View high frequency excursions
Frequency Excursions are an important measurement of operating reliability. Based on historical data and analysis, it appears that the real-time balancing control capability of the Eastern Interconnection may be declining. If true, this could begin to challenge system operators’ ability to maintain reliable operations. The large differential between the number of abnormal frequency events in each interconnection, requires the y-axis scale to be logarithmic. During 2008 there was a reduction of about 30-percent in the number of low frequency events during the on peak period in the Eastern interconnection, and an increase of about 35-percent in the Western Interconnection. The Eastern six-year increasing trend in the number of low frequency events reversed during 2008, and the western five year decreasing trend reversed to increase during 2008.
The ability to maintain load-generation balance at all times is a key indicator to measure real power balancing control performance.
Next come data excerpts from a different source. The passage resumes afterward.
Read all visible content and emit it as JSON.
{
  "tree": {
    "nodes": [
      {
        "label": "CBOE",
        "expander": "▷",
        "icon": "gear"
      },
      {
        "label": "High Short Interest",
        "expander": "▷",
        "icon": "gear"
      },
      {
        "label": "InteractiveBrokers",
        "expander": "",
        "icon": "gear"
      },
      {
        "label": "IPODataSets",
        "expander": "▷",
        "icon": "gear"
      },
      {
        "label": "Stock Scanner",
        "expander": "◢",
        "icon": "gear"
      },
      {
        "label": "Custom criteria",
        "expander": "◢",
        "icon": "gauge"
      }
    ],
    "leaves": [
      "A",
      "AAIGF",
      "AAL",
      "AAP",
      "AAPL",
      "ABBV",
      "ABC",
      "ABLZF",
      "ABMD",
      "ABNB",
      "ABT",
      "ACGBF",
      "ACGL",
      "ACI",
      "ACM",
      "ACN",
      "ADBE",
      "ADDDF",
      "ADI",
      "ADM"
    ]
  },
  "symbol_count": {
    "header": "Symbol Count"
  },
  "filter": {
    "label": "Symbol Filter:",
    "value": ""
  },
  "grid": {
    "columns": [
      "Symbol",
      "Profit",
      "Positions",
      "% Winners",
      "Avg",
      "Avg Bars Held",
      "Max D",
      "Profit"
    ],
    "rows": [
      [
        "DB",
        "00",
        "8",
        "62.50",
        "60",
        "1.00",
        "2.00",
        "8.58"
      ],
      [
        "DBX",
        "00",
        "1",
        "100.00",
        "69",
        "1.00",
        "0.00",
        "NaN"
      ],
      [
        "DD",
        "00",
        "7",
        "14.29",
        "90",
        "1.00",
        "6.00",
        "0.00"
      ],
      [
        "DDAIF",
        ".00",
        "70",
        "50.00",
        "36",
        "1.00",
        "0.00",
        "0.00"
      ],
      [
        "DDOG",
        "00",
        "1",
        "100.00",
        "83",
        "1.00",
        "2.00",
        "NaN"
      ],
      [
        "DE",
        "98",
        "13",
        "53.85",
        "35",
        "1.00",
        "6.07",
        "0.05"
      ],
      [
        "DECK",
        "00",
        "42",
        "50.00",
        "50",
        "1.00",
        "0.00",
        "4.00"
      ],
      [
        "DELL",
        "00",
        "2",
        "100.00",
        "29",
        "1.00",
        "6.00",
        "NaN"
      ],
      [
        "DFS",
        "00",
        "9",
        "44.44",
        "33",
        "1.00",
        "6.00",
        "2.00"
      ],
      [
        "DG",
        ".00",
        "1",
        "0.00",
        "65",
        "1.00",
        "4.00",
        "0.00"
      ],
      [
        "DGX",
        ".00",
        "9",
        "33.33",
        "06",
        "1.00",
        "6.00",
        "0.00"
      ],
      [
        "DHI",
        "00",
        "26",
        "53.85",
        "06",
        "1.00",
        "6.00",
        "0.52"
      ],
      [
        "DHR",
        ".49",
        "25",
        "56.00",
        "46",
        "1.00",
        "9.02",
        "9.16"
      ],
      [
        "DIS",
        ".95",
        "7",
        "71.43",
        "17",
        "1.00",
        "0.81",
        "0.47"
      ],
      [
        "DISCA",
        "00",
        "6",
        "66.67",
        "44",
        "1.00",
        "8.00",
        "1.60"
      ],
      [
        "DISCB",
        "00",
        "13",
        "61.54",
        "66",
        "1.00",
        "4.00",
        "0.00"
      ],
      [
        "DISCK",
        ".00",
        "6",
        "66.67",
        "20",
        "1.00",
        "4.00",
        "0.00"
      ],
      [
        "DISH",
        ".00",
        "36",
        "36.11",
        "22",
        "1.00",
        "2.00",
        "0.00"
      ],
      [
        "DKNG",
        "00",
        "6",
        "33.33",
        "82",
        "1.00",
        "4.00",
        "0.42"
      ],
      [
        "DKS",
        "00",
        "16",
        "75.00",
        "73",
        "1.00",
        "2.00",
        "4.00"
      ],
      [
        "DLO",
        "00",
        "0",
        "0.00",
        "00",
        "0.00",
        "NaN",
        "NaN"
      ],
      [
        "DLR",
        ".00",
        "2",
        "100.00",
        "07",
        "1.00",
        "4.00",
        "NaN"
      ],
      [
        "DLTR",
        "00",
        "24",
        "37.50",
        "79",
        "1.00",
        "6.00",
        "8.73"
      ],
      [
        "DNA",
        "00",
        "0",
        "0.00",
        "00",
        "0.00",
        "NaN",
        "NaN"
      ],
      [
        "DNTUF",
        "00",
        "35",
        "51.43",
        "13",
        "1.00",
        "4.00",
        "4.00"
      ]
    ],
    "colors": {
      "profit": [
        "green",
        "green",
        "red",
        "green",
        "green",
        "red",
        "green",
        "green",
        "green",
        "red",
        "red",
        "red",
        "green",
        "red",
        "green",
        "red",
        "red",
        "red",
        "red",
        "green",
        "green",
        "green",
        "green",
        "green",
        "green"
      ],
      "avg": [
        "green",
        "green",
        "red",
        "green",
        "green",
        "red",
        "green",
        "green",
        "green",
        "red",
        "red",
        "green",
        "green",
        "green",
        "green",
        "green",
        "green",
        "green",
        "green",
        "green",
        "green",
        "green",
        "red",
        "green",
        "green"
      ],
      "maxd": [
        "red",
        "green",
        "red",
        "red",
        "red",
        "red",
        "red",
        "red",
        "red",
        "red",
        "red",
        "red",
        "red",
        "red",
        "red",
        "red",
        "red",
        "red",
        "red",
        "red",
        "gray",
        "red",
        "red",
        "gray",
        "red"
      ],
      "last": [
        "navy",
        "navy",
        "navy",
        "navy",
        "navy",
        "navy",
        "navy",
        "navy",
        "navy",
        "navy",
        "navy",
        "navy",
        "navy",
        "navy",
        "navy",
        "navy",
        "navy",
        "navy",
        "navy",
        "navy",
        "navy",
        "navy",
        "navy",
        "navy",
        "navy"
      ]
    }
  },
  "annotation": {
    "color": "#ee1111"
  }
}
Prolonged system recovery performance could indicate at-risk operations, decline in frequency response or degradation of regulation and reserve sharing capability. The Frequency Trigger Limits (FTLs) are defined as thresholds. An FTL-Low alarm is generated when interconnection frequency is lower than FTL-Low for 5-minutes or more. The FTL-Low is 59.950 Hz for Eastern Interconnection and 59.856 Hz for Western Interconnection. An FTL-High alarm is generated when interconnection frequency is higher than FTL-High for 5-minutes or more. The FTL-High is set at 60.050 Hz and 60.144 Hz for Eastern and Western Interconnection respectively.